El Presidente firmó el indulto solo tres días después de haber evitado su destitución por el Congreso, por sus vínculos con la constructora brasileña Odebrecht, gracias a la abstención de un grupo de diez fujimoristas liderados por Kenji Fujimori, hijo menor de Alberto, que anteriormente había pedido de manera abierta a Kuczynski indultar a su padre. Así, la polémica decisión, pareció una devolución de favores a cambio de que mientras que un sector del fujimorismo impulsaba su destitución, otro le asegurara la estabilidad.
El indulto era la única vía de Fujimori para salir de la cárcel, pues la naturaleza de lesa humanidad de los delitos, por matanzas y secuestros durante su mandato, no le permitía acceder a ninguna reducción de la pena.
Por ese motivo, se sustentó en el informe de una junta médica que consideró que el exmandatario padece fibrilación auricular paroxística, hipertensión, insuficiencia mitral, cáncer de lengua del que ha sido operado en seis ocasiones y una hernia lumbar, lo que supuestamente se agrava en prisión.
El expresidente fue condenado en 2009 a 25 años de prisión como autor mediato, con dominio del hecho, del asesinato de 25 personas en las matanzas de Barrios Altos (1991) y La Cantuta (1992), perpetrada a cargo del grupo militar encubierto Colina, y por el secuestro de un periodista y un empresario en 1992. EFE
En tanto, se informó que dejó ayer la terapia intensivos y pasó a una unidad de cuidados intermedios de la clínica de Lima donde permanece internado.
Su médico personal, Alejandro Aguinaga, indicó que Fujimori presentó "una evaluación más favorable" y por ese motivo fue trasladado a una zona de menor riesgo.
La polémica, en tanto, continúa. El alto comisionado de las Naciones Unidas para los Derechos Humanos (ACNUDH), Amerigo Incalcaterra, lamentó ayer la decisión Kuczynski. "La concesión de indultos es una prerrogativa que exige un análisis riguroso en cada caso, considerando la gravedad de los hechos en el marco de un proceso transparente e inclusivo, a la luz de las normas internacionales de derechos humanos", dijo.
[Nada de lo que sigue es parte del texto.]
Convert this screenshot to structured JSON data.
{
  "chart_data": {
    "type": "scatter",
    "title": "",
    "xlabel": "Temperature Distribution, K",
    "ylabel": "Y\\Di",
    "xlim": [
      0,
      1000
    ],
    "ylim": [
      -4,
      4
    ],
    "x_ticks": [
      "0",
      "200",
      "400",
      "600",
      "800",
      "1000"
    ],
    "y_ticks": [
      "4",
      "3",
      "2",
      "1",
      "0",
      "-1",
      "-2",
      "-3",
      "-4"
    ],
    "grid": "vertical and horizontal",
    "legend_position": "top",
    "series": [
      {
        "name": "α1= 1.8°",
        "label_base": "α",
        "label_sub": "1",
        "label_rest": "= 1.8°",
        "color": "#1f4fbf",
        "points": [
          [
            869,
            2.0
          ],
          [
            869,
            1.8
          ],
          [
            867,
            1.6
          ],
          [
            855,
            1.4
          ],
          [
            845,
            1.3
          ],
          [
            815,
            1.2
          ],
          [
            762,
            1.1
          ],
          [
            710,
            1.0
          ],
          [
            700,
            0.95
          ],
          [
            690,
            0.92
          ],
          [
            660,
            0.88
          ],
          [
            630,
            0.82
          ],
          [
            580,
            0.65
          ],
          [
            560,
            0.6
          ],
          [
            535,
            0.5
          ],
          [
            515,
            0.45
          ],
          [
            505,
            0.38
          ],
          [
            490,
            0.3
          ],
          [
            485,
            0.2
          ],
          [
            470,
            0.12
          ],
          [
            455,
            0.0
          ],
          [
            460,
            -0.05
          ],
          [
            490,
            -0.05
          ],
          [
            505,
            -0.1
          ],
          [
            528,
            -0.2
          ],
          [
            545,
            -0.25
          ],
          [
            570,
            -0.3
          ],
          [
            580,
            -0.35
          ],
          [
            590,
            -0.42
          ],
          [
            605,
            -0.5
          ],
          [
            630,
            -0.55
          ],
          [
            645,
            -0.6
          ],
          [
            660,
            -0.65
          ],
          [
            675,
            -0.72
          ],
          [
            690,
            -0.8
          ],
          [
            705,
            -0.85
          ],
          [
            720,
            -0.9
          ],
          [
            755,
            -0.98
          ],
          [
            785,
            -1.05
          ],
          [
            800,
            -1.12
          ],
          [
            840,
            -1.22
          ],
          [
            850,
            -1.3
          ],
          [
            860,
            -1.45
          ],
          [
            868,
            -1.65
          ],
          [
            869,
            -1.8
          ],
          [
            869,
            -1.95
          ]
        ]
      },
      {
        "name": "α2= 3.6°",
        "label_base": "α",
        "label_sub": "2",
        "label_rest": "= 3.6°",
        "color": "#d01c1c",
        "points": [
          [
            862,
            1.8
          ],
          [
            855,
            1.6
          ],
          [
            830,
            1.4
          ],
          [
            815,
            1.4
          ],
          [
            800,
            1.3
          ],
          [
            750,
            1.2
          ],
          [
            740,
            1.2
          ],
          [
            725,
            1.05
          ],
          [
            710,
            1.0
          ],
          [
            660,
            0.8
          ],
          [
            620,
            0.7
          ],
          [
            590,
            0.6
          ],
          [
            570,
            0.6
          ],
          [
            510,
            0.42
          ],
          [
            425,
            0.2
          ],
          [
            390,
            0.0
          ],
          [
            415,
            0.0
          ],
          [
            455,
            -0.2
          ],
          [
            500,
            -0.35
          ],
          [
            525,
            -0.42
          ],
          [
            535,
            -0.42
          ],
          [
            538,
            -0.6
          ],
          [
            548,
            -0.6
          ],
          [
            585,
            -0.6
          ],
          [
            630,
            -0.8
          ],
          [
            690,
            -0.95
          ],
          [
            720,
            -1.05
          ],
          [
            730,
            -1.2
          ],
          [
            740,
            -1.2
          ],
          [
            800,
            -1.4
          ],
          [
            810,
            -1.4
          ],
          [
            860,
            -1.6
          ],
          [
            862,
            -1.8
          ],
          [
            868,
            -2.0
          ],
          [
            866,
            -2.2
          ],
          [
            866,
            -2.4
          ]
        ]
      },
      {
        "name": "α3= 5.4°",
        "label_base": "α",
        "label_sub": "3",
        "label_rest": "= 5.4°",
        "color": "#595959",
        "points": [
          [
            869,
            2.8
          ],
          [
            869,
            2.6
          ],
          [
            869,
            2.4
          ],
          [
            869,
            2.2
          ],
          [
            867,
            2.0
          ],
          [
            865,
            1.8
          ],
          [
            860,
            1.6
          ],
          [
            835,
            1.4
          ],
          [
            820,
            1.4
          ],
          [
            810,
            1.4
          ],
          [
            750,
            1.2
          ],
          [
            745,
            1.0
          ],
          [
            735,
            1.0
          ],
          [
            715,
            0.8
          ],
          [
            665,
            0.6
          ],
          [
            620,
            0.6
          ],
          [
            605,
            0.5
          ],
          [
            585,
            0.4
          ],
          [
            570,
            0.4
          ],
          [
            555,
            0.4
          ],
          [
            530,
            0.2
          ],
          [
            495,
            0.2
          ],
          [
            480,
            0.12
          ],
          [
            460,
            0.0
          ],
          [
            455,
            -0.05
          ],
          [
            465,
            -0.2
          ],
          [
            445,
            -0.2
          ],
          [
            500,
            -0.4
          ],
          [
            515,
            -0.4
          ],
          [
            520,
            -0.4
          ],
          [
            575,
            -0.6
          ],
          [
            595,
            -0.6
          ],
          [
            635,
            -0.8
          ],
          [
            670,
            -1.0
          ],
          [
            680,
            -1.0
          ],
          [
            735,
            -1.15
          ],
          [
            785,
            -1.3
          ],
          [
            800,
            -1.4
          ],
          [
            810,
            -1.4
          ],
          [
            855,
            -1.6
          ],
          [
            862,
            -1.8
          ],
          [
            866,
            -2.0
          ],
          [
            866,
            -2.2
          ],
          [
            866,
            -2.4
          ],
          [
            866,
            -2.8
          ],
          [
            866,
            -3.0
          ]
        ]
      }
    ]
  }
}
"En ese sentido, las decisiones de las autoridades deben respetar siempre la obligación del Estado de investigar, procesar y sancionar las violaciones de derechos humanos, evitando cualquiera situación que pueda llevar a la impunidad", agregó.
Asimismo, el director para la Américas de Human Rights Watch (HRW), José Miguel Vivanco, aseguró que "el prestigio y la reputación del Gobierno peruano pierde muchos punto tanto al interior de Perú como a nivel internacional".